Gibson, Kaitlin
Identifying Risk Factors for Interstate Crashes using Spatial Statistics
Faculty Mentor: Matthew Heaton, BYU Department of Statistics
Introduction
The goal of systemic highway safety improvement is to identify road characteristics,
called risk factors, associated with a higher prevalence of crashes, so that the roads can
be modified to avoid these characteristics. However, the statistical analyses these
improvement projects are based on generally use methods which are not appropriate
for the data. Our project implements novel spatial statistical methodology which is
appropriate and state-of-the-art to identify these risk factors.
Methodology
To accomplish these goals, we modeled data from the Highway Safety Information
System, a roadway database maintained by the Federal Highway Administration,
specifically the data from five interstate highways in Washington State in 2012. This
dataset contains information on the characteristics of the roads (speed limits, number of
lanes, etc.), as well as the locations of crashes. Since the response variable of interest
is the location of each crash on the road, we could not use standard regression
techniques. We instead treated each location as a realization from a nonhomogenous
spatial point process, which can be understood as an underlying function that controls
how many crashes occur at each location in our data. Since the intensity surface that
governs the point process is difficult to estimate in its true continuous form, we instead
split the roads up into one-mile segments and made the intensity surface discrete,
which makes estimation much simpler. We then sought to estimate λk, the parameter
which controls the intensity surface, and is the expected number of crashes for segment
k. Firstly, to control for traffic (areas with more traffic tend to have more crashes), we
defined μk = Ekλk where Ek is the crashes expected on segment k based on daily traffic.
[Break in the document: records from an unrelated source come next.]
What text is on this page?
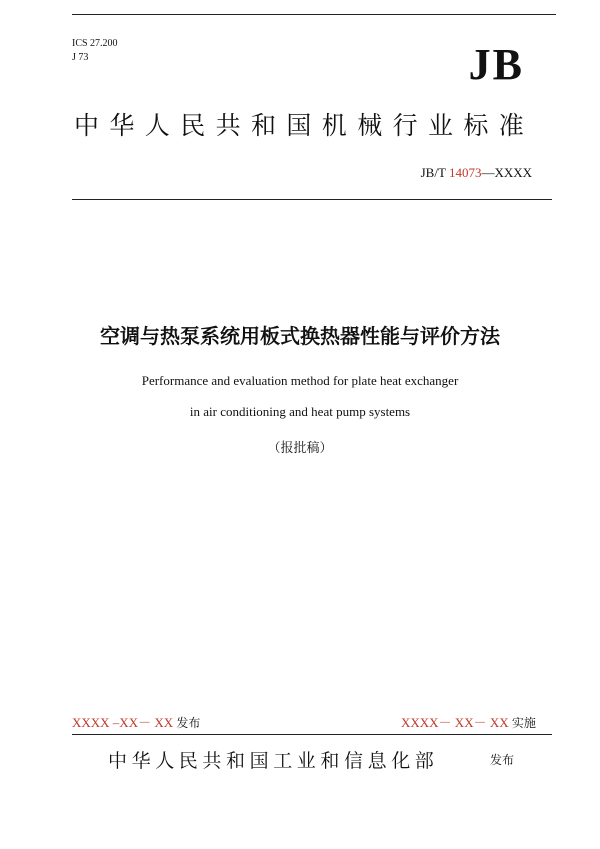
ICS 27.200
J 73	JB
中华人民共和国机械行业标准
JB/T 14073—XXXX
空调与热泵系统用板式换热器性能与评价方法
Performance and evaluation method for plate heat exchanger
in air conditioning and heat pump systems
（报批稿）
XXXX –XX－ XX 发布	XXXX－ XX－ XX 实施
中华人民共和国工业和信息化部	发布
Now, μk can be defined as the “relative risk” of segment k. If 0 < μk < 1, segment k had
fewer crashes than expected due to traffic and if μk > 1, segment k had more than
expected. Since Ek can be calculated from our data, we need only estimate μk in order
to estimate λk. Due to the fact the μk is constrained to be greater than 0, we performed
Gaussian process regression (a regression method which incorporates spatial
correlation) on the natural logarithm of μ, the vector of the μk’s for each road, as such:
log(μ) ~ N(Xβ,Σ)
Where X is a matrix containing the road characteristics for each segment and β is a
vector of the effects of these characteristics on the relative risk. Σ is the spatial
correlation matrix based on driving distance between road segments. It is important to
include this spatial piece, since road segments close to each other tend to be similar
and thus not independent of each other. Including Σ allows us to use that dependence
to make better estimates. We used Bayesian methods to obtain draws of the posterior
distributions of the β’s and the μk’s.
Results
The above table shows the posterior means of the β’s, which are estimates of the
effects of each characteristic, as well as the probability that the absolute value of these
effects are greater than 0. If the probability is high (close to 1), the characteristic most
likely has a
true impact on the relative risk. The β’s can be interpreted most easily by
their signs. For example, as the average curvature increases, since the estimated effect
is positive, the relative risk of the segment increases, on average, and there are more
crashes than expected given traffic. For left shoulder width, the posterior mean is
negative, so segments with wide left shoulders tend to have few crashes than expected
given traffic. The categorical variables (terrain, median, and speed limit) can be
interpreted compared to their baseline levels (level, soil median, and 70 MPH). Since
rolling terrain both has a positive posterior mean, segments with rolling terrain tend to
have higher relative risk than those with level terrain.
Discussion
Although we emphasize that our results are associations rather than causal
relationships, the roadway factors which our model identifies as being associated with
higher occurrence of crashes than expected are high levels of curvature, rolling or
mountainous terrain (compared to flat terrain), and speed limits of 65 MPH or lower
(compared to a baseline of 70 MPH). Factors associated with a lower occurrence of
crashes than expected are wide shoulders, wide lanes, and non-soil medians (such as
concrete barriers). These results make sense intuitively, except that lower speed limits
appear to be associated with more crashes. We hypothesize that some other underlying
factor confounded with lower speed limits is the true cause of this association, such as
pavement type or some sort of environmental factors.
Conclusion
In this project, we implemented a framework to use spatial statistical methods over a
roadway network to identify factors associated with high crash counts. This was
accomplished through using a non-homogeneous Poisson process incorporating spatial
correlation, based on driving distance, which is an appropriate method for the data.